The last we heard from the convention destination Moscone Center, it was when Street Sheet broke an April story of the nightmarishly inadequate conditions when it was converted into a COVID-19 homeless shelter. That’s ironic, because homelessness is blamed for Moscone Center’s supposed drop in business in a recent civil grand jury report (or as the city report puts it, “homeless/mentally ill/drug affected people in the area of the convention center”).
That report calls for millions in subsidies and more police presence around the center, as Moscone is seen as generating 20% of San Francisco’s normal-year $10 billion travel and tourism industry. But the SF Examiner reports that City Hall is ignoring those recommendations for now, given the city’s budget deficit that is currently pegged at $650 million.
The SF Board of Supervisors unanimously passed a resolution at their December 15 meeting turning down the request. The board said that “the City is unable to commit additional General Fund [money] given the City’s future fiscal uncertainty due to the COVID-19 public health emergency.”
They also rejected the idea that homelessness was causing a dip in business there. “Moscone Center remains one of the highest in-demand destinations among the nation’s first-tier venues for conventions and visitors before the pandemic despite street behaviors and cleanliness,” the board said, “because conventioneers consider a variety of factors to determine the overall value of hosting events in the City.”

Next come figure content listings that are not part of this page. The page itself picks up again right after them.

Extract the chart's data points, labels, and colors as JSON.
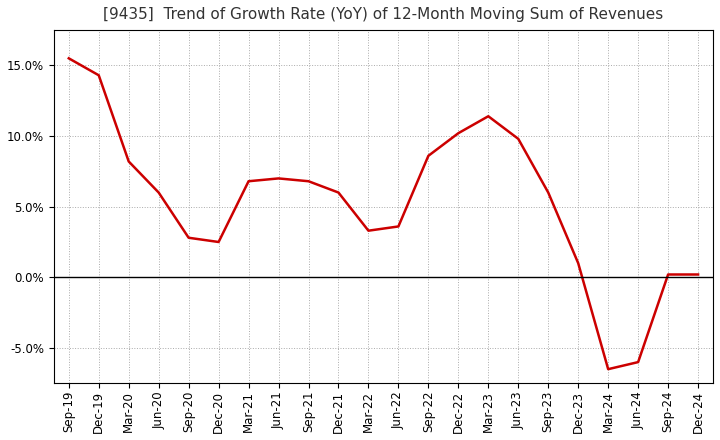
{
  "title": "[9435]  Trend of Growth Rate (YoY) of 12-Month Moving Sum of Revenues",
  "x_labels": [
    "Sep-19",
    "Dec-19",
    "Mar-20",
    "Jun-20",
    "Sep-20",
    "Dec-20",
    "Mar-21",
    "Jun-21",
    "Sep-21",
    "Dec-21",
    "Mar-22",
    "Jun-22",
    "Sep-22",
    "Dec-22",
    "Mar-23",
    "Jun-23",
    "Sep-23",
    "Dec-23",
    "Mar-24",
    "Jun-24",
    "Sep-24",
    "Dec-24"
  ],
  "y_values": [
    0.155,
    0.143,
    0.082,
    0.06,
    0.028,
    0.025,
    0.068,
    0.07,
    0.068,
    0.06,
    0.033,
    0.036,
    0.086,
    0.102,
    0.114,
    0.098,
    0.06,
    0.01,
    -0.065,
    -0.06,
    0.002,
    0.002
  ],
  "line_color": "#CC0000",
  "line_width": 1.8,
  "background_color": "#ffffff",
  "plot_bg_color": "#ffffff",
  "grid_color": "#aaaaaa",
  "yticks": [
    -0.05,
    0.0,
    0.05,
    0.1,
    0.15
  ],
  "ylim": [
    -0.075,
    0.175
  ],
  "title_fontsize": 11,
  "tick_fontsize": 8.5,
  "zero_line_color": "#000000",
  "title_color": "#333333"
}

Mayor Breed also separately rejected the request in a November 30 letter. “Prior to the pandemic, San Francisco did not face challenges booking the convention facilities,” Breed’s letter stated.
The days of huge Dreamforce conferences are not coming back in the immediate future, so these issues seem moot to those of us who do not work in the tourism or hospitality sector. The grand jury recommendations ask for $2.5 million in city money to make Moscone safer and more affordable. Budget-strapped City Hall is betting that when conventions do return, the center will not face any sort of existential crisis, and developers' conferences will still be lining up to book the place.